There aren’t many truisms in palliative care, a medical specialty that might best be broadly described as a multidisciplinary effort to meet people where they are as they reconcile themselves to extreme personal crisis, and to help them discern what matters most to them and then make a vigorous effort to arrange their—or their child’s—medical care such that it supports and celebrates their values and their personhood and their lives, regardless of whether or not those lives can be saved. There’s no formulaic way to meet patients and families where they are in their coping, but in my training I learned not to say certain things, such as “I know just what you’re going through,” or “Nobody gets more than they can handle,” or, especially, “Everything is going to be O.K.” You have to say such a thing only once, never mind whether it’s spoken out of hope or experience, to learn how it can make a person feel unheard and unseen in their disorientation and suffering, how it can make them enraged. And yet working with families over months and years teaches you to hope that life reconstitutes on the other side of catastrophe, and that people can find joy in living again on the far side of unbearable loss. In the palliative-care encounter—which is really any clinical encounter set within catastrophe, whether fast or slow—you can try to know such things in your heart. You can’t say them out loud, but you try the best you can to hold on to them, for the sake of your patient.

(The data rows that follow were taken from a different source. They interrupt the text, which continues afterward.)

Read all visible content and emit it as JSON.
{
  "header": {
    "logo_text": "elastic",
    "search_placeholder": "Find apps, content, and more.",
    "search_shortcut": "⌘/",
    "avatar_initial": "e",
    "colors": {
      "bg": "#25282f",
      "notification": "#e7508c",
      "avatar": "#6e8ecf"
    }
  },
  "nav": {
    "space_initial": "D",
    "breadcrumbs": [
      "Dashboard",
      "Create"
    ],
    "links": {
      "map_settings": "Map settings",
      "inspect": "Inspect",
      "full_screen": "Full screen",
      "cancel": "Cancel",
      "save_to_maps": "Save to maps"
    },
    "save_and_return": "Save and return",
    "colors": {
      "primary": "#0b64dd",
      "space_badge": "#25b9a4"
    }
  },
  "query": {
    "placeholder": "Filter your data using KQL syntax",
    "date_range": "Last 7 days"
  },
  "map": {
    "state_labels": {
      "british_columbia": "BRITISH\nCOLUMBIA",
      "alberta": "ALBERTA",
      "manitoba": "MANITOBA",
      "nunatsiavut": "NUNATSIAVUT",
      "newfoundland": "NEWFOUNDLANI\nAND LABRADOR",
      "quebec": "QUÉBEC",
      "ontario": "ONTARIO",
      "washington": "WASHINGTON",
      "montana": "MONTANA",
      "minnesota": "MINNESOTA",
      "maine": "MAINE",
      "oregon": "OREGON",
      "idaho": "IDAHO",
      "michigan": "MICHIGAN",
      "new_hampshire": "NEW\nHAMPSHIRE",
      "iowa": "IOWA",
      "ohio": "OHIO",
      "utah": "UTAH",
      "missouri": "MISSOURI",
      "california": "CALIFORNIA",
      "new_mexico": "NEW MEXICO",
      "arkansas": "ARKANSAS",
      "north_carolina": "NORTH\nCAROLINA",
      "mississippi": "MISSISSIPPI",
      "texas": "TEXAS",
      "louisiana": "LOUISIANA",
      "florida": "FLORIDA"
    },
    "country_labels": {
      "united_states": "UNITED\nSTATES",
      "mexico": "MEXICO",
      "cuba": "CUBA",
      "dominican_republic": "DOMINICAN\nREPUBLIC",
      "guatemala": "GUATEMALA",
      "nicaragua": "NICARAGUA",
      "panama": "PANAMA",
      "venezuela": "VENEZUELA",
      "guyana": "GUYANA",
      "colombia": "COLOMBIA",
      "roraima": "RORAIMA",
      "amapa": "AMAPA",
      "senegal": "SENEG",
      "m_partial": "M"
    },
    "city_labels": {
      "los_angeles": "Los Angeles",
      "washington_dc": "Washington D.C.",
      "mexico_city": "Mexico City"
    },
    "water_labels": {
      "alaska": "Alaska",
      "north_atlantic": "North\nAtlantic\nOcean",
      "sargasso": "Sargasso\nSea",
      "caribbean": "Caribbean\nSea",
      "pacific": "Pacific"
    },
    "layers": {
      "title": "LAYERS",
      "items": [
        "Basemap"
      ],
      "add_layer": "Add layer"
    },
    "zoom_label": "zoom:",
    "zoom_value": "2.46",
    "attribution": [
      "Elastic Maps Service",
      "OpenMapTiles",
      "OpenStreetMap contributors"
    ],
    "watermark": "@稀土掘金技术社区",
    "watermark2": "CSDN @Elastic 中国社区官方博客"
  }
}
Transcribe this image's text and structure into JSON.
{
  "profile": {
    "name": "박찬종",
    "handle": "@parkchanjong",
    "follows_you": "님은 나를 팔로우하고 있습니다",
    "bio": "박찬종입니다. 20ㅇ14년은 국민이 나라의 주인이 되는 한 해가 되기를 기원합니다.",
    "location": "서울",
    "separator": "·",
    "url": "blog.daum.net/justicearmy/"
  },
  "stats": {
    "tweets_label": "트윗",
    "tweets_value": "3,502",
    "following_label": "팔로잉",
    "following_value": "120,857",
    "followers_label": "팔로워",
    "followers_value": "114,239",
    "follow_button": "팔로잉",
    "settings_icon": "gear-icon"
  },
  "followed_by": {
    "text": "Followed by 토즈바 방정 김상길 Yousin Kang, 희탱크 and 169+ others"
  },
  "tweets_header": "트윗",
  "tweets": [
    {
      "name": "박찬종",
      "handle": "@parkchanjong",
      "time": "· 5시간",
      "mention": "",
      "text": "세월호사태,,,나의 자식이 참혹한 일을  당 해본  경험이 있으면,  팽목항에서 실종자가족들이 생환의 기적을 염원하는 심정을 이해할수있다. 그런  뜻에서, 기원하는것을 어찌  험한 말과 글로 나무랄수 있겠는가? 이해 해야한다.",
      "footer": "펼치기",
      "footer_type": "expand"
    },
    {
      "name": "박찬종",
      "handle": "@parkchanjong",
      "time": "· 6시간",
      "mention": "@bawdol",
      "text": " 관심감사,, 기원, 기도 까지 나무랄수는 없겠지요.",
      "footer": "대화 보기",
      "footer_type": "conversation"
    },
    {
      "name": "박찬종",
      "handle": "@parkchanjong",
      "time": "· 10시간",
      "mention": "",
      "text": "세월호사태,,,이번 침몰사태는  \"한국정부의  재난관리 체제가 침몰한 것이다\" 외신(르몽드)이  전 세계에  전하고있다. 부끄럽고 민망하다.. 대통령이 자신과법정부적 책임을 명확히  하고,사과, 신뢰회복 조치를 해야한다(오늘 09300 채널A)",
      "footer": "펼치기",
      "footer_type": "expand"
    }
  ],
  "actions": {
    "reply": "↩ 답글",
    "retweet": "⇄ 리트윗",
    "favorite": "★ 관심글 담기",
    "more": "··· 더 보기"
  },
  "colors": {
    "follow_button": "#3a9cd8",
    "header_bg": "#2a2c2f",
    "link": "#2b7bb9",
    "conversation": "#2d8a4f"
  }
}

I didn’t say anything to that mother at the sink about everything turning out all right or getting through it, though some part of me strained desperately against my training to make some gesture of reassurance to both of us. More importantly, neither did she. But something in her posture and her own awkward smile brought me to imagine, or to understand, that she was holding the same sort of space for me that I wanted to hold for her. And who better to reassure me against the fear I’d been carrying around all week than someone who had survived for months under a direct threat of losing the things in the world that she valued the most?

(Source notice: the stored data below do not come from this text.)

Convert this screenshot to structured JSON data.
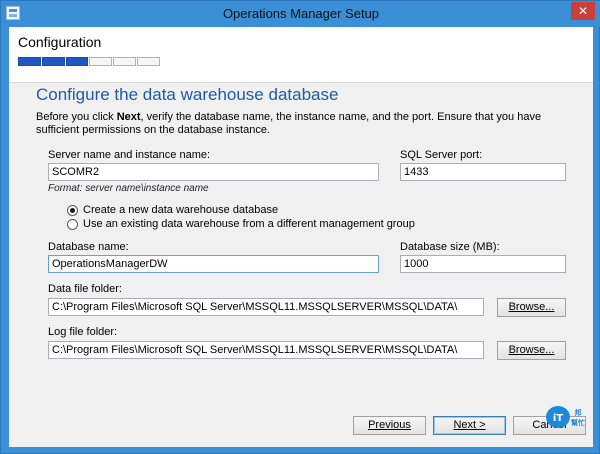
{
  "window": {
    "title": "Operations Manager Setup",
    "close_glyph": "✕"
  },
  "header": {
    "heading": "Configuration",
    "progress_steps_total": 6,
    "progress_steps_done": 3
  },
  "page": {
    "title": "Configure the data warehouse database",
    "description_prefix": "Before you click ",
    "description_bold": "Next",
    "description_suffix": ", verify the database name, the instance name, and the port. Ensure that you have sufficient permissions on the database instance."
  },
  "form": {
    "server_name": {
      "label": "Server name and instance name:",
      "value": "SCOMR2"
    },
    "sql_port": {
      "label": "SQL Server port:",
      "value": "1433"
    },
    "format_hint": "Format: server name\\instance name",
    "radio_new": {
      "label": "Create a new data warehouse database",
      "checked": true
    },
    "radio_existing": {
      "label": "Use an existing data warehouse from a different management group",
      "checked": false
    },
    "database_name": {
      "label": "Database name:",
      "value": "OperationsManagerDW"
    },
    "database_size": {
      "label": "Database size (MB):",
      "value": "1000"
    },
    "data_file_folder": {
      "label": "Data file folder:",
      "value": "C:\\Program Files\\Microsoft SQL Server\\MSSQL11.MSSQLSERVER\\MSSQL\\DATA\\",
      "browse_label": "Browse..."
    },
    "log_file_folder": {
      "label": "Log file folder:",
      "value": "C:\\Program Files\\Microsoft SQL Server\\MSSQL11.MSSQLSERVER\\MSSQL\\DATA\\",
      "browse_label": "Browse..."
    }
  },
  "footer": {
    "previous_label": "Previous",
    "next_label": "Next >",
    "cancel_label": "Cancel"
  },
  "watermark": {
    "text": "iT邦幫忙",
    "color": "#1e88d9"
  },
  "colors": {
    "accent": "#1c5ba8",
    "progress_fill": "#1f57c3",
    "title_bar": "#3a8fd6",
    "close_button": "#c9403a"
  }
}
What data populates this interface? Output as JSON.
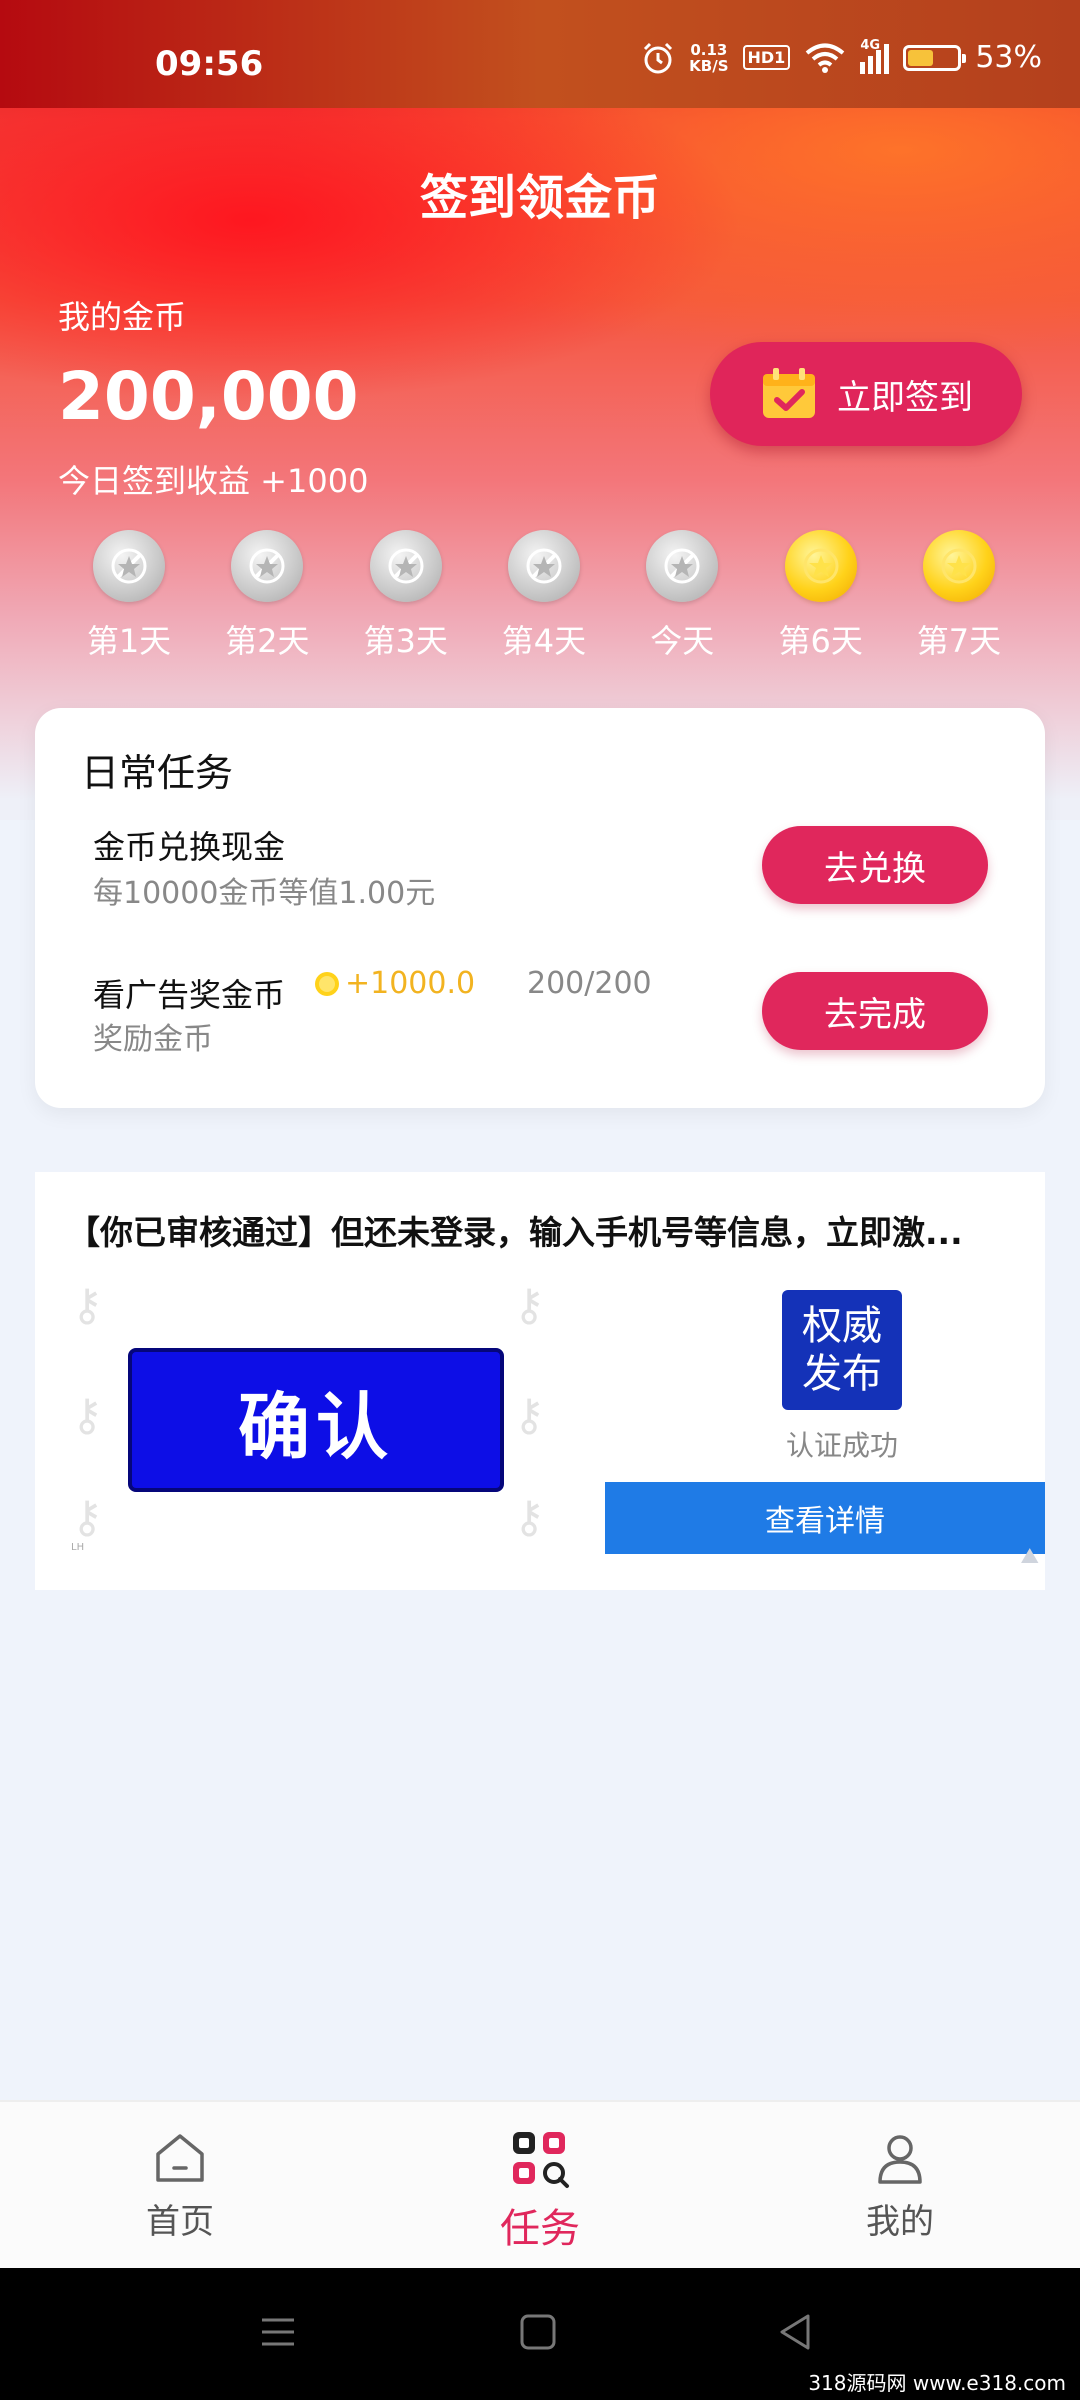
{
  "status_bar": {
    "time": "09:56",
    "net_speed_value": "0.13",
    "net_speed_unit": "KB/S",
    "hd_label": "HD1",
    "signal_label": "4G",
    "battery_percent": "53%",
    "battery_level": 0.53
  },
  "header": {
    "title": "签到领金币",
    "coins_label": "我的金币",
    "coins_value": "200,000",
    "today_gain": "今日签到收益 +1000",
    "signin_button": "立即签到"
  },
  "days": [
    {
      "label": "第1天",
      "state": "claimed"
    },
    {
      "label": "第2天",
      "state": "claimed"
    },
    {
      "label": "第3天",
      "state": "claimed"
    },
    {
      "label": "第4天",
      "state": "claimed"
    },
    {
      "label": "今天",
      "state": "claimed"
    },
    {
      "label": "第6天",
      "state": "pending"
    },
    {
      "label": "第7天",
      "state": "pending"
    }
  ],
  "daily_tasks": {
    "title": "日常任务",
    "items": [
      {
        "name": "金币兑换现金",
        "subtitle": "每10000金币等值1.00元",
        "button": "去兑换"
      },
      {
        "name": "看广告奖金币",
        "reward": "+1000.0",
        "progress": "200/200",
        "subtitle": "奖励金币",
        "button": "去完成"
      }
    ]
  },
  "ad": {
    "headline": "【你已审核通过】但还未登录，输入手机号等信息，立即激...",
    "confirm": "确认",
    "badge_line1": "权威",
    "badge_line2": "发布",
    "auth_text": "认证成功",
    "detail_button": "查看详情",
    "tiny_mark": "LH"
  },
  "tabbar": {
    "items": [
      {
        "label": "首页",
        "icon": "home-icon",
        "active": false
      },
      {
        "label": "任务",
        "icon": "tasks-icon",
        "active": true
      },
      {
        "label": "我的",
        "icon": "profile-icon",
        "active": false
      }
    ]
  },
  "watermark": "318源码网 www.e318.com",
  "colors": {
    "accent": "#e0275c",
    "gold": "#f2b320",
    "ad_blue": "#1f7be6"
  }
}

I’ve thought every day since then, as I struggle to contain my compounding anxieties surrounding the coming weeks in the U.S. and the world, about the strange axis around which we all eventually turn as health-care providers—each of us becomes a patient, in time. In time, each of us loses people we love to illness. Usually, we go there one by one, but it seems to me now that we are all suddenly turning at once, as if that mother’s awkward smile were saying to me and to the whole professional half of the hospital, to all the non-patients, “Welcome to my world.” In my perception or projection, she was saying this with a very generous compassion for my anxiety, for my dismay at being challenged to accept my own medicine, the medicine of palliative care, which shelters me as an intellectual and emotional and spiritual home both within the hospital and outside it. I know better than to say such things to patients or families, and I know better than to say them to myself or to my own family. But I can try, as I’ve been trained to, to attach myself to a hope, always too fragile to speak aloud, that we all might one day eventually be—in some tattered, transfigured way—O.K.


3 comments:

Susan said...

Interesting article, Warren. I worry all the time about people on the front lines.

Margaret S. Hamilton said...

Excellent piece reminding us of the heroes in the pandemic. Thanks for posting.

Fiona L. Woods said...

Thank you for posting this. My hope is to one day come out the other side too.